So, imagine you’re reading a book or article where someone recommends this great memoir, and it sounds good, so you check it out. And you start to read it, and the author tries to grab your attention with the rather funky device of writing in the second person. And you think, OK, this is interesting, but you find yourself hoping that he drops the second-person narration soon, once he gets out of the introduction, because it’s irritating to you and distances you from the narrative.

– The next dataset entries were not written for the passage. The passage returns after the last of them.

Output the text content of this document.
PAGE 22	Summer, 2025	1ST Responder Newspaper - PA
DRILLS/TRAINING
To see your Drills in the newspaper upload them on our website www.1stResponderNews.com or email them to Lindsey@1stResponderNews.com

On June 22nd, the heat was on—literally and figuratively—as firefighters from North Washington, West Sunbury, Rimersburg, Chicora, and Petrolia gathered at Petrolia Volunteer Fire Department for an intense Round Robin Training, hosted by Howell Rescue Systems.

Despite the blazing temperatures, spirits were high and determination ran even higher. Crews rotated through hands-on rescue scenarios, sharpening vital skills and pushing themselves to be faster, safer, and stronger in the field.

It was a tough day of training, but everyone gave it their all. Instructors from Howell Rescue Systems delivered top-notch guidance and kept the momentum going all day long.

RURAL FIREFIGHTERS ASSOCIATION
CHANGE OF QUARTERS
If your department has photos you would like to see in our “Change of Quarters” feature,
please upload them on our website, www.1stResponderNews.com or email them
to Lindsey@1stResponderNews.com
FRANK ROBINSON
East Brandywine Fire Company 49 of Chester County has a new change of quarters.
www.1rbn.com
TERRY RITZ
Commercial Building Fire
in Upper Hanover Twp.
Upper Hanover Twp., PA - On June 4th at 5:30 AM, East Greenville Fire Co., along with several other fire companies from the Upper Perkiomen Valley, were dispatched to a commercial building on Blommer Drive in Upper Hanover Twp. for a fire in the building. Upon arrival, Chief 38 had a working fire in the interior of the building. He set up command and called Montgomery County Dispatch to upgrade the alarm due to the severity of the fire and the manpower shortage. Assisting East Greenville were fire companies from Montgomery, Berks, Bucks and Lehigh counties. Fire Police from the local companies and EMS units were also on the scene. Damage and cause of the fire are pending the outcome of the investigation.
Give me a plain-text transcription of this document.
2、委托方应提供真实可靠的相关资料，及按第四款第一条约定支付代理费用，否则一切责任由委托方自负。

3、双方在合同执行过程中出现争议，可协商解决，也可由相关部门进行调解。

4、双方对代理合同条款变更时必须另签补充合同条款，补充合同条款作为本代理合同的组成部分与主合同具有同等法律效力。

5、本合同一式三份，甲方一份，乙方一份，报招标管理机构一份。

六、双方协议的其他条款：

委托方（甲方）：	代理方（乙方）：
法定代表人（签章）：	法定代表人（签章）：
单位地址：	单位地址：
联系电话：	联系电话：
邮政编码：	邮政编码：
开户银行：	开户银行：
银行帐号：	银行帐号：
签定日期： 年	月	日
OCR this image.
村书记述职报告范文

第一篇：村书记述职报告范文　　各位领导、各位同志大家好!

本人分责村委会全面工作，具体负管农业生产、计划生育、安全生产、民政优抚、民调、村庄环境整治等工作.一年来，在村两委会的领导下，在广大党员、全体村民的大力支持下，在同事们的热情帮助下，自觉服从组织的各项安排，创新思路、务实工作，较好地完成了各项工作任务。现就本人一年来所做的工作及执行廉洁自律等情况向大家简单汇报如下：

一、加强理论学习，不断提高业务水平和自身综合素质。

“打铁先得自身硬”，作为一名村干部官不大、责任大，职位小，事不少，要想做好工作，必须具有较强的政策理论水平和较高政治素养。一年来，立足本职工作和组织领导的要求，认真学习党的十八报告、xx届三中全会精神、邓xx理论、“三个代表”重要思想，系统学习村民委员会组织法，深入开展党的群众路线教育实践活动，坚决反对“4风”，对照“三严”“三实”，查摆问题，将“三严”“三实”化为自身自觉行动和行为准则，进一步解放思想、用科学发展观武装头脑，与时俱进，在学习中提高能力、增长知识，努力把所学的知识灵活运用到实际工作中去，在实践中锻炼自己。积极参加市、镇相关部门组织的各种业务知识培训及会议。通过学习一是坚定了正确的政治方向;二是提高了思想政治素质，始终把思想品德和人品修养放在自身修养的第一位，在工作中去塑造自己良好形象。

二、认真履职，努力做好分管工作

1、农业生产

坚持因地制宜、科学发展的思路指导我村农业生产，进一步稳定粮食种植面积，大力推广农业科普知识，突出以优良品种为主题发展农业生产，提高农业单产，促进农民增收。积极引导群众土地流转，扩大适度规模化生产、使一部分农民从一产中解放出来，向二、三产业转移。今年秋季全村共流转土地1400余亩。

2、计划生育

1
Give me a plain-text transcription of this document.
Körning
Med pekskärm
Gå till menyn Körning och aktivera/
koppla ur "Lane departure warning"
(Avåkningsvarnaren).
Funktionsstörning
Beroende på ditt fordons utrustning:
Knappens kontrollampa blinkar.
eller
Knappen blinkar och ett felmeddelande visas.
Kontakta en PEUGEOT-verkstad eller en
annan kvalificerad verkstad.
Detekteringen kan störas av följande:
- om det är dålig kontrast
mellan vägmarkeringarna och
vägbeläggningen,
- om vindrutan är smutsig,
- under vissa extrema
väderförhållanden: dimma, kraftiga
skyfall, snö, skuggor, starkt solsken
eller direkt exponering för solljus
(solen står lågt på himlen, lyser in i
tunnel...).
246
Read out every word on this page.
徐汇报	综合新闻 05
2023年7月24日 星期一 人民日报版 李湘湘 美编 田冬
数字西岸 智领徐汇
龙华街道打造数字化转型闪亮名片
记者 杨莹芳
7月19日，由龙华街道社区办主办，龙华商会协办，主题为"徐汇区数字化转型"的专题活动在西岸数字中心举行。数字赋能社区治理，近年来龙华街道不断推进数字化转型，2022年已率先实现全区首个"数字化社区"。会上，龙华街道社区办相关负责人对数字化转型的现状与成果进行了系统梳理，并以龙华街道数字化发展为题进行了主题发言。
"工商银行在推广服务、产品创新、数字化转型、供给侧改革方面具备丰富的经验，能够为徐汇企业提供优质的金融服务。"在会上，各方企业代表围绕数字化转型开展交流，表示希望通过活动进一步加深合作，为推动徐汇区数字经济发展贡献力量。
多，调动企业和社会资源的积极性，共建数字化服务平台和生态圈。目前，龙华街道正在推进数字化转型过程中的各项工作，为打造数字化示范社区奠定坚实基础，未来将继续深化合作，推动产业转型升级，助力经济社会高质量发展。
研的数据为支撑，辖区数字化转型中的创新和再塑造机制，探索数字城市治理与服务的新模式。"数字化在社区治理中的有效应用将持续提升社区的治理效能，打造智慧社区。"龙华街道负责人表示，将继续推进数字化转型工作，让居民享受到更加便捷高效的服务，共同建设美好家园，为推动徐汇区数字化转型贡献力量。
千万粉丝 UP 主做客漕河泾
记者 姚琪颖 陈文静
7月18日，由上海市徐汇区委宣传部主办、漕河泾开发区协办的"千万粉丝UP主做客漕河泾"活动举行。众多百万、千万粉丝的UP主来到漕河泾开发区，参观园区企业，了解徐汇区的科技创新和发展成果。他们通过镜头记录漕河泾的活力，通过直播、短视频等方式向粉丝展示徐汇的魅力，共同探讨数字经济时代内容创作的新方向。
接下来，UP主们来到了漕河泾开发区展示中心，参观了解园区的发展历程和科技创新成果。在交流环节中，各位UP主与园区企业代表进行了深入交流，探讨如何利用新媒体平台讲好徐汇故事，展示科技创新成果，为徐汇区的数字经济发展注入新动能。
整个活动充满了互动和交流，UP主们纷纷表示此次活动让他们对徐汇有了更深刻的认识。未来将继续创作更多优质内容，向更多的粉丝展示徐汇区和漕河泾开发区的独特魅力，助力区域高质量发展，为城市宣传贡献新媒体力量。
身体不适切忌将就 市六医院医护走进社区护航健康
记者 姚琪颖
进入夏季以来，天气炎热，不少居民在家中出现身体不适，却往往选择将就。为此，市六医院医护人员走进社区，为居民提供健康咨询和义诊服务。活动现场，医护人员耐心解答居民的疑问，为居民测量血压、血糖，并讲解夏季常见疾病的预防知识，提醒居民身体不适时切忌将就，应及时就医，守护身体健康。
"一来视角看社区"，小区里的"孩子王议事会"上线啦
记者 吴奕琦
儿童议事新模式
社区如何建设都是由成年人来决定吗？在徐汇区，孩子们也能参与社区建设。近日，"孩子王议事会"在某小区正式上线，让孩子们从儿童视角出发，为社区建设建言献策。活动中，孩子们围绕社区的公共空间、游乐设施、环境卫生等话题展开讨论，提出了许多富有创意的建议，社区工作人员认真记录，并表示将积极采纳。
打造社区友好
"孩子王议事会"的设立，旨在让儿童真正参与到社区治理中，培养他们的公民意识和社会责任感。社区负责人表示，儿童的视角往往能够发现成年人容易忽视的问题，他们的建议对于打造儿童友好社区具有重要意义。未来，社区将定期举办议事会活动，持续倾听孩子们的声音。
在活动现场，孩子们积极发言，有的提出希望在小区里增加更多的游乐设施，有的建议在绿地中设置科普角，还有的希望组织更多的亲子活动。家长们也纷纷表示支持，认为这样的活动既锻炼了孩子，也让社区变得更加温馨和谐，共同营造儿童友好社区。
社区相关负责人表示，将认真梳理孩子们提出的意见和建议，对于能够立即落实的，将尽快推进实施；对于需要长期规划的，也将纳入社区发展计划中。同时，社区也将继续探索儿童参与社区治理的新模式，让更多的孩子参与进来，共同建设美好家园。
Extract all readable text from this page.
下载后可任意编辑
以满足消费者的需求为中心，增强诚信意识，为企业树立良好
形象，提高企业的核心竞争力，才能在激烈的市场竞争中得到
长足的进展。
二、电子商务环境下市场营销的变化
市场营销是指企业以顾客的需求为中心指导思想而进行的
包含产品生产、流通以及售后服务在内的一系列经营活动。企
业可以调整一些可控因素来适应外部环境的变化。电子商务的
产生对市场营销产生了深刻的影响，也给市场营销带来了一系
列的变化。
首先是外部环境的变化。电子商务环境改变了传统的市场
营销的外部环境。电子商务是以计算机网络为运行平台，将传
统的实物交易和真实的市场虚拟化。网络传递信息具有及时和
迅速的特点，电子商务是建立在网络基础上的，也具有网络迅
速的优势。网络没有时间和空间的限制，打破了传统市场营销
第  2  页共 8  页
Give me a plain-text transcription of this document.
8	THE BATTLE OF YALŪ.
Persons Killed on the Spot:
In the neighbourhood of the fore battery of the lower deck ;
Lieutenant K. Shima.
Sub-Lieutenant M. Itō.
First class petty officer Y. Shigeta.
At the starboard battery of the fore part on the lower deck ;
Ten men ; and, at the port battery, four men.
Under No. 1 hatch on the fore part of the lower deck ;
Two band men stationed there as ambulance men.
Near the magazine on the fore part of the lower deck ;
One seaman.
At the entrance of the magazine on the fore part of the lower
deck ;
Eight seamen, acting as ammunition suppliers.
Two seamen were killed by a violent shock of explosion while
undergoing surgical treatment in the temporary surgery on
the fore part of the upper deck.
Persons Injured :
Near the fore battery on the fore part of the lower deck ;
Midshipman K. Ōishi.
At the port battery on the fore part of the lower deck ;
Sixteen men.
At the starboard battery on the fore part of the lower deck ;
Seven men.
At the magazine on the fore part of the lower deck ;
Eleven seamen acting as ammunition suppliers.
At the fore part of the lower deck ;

BUT HE NEVER DOES DROP IT.
You read on, anyway, partly because you paid good money for the e-book and partly because it really is an interesting story, the tale of a boy growing up in the Southern U.S. with a brilliant unconventional mind, a physical disability, a tangled family life and a keen eye for observing the world around him. You appreciate that it’s the story of a writer’s coming of age, and also a spiritual memoir in which the storyteller finds his way from spiritual darkness to faith, and even considers going into the ministry, but it’s in no way similar to any evangelical conversion story you’ve ever heard or read. You appreciate the freshness and vividness of the author’s writing but every moment, on every single page, you can’t help being irritated by that second-person narration. It’s a gimmick, you think, and one that has never caught on broadly for good reason: it should draw the reader in, speaking so intimately to the reader as “you,” inviting the reader to put him/herself in the narrator’s shoes — but it does just the opposite. It creates a wall where there should be a window into another person’s thoughts. You decide that you really can’t cope with it.
So, in brief: you liked a lot of things about this book, but would have enjoyed it more had it been written in first-person, as memoirs more usually are.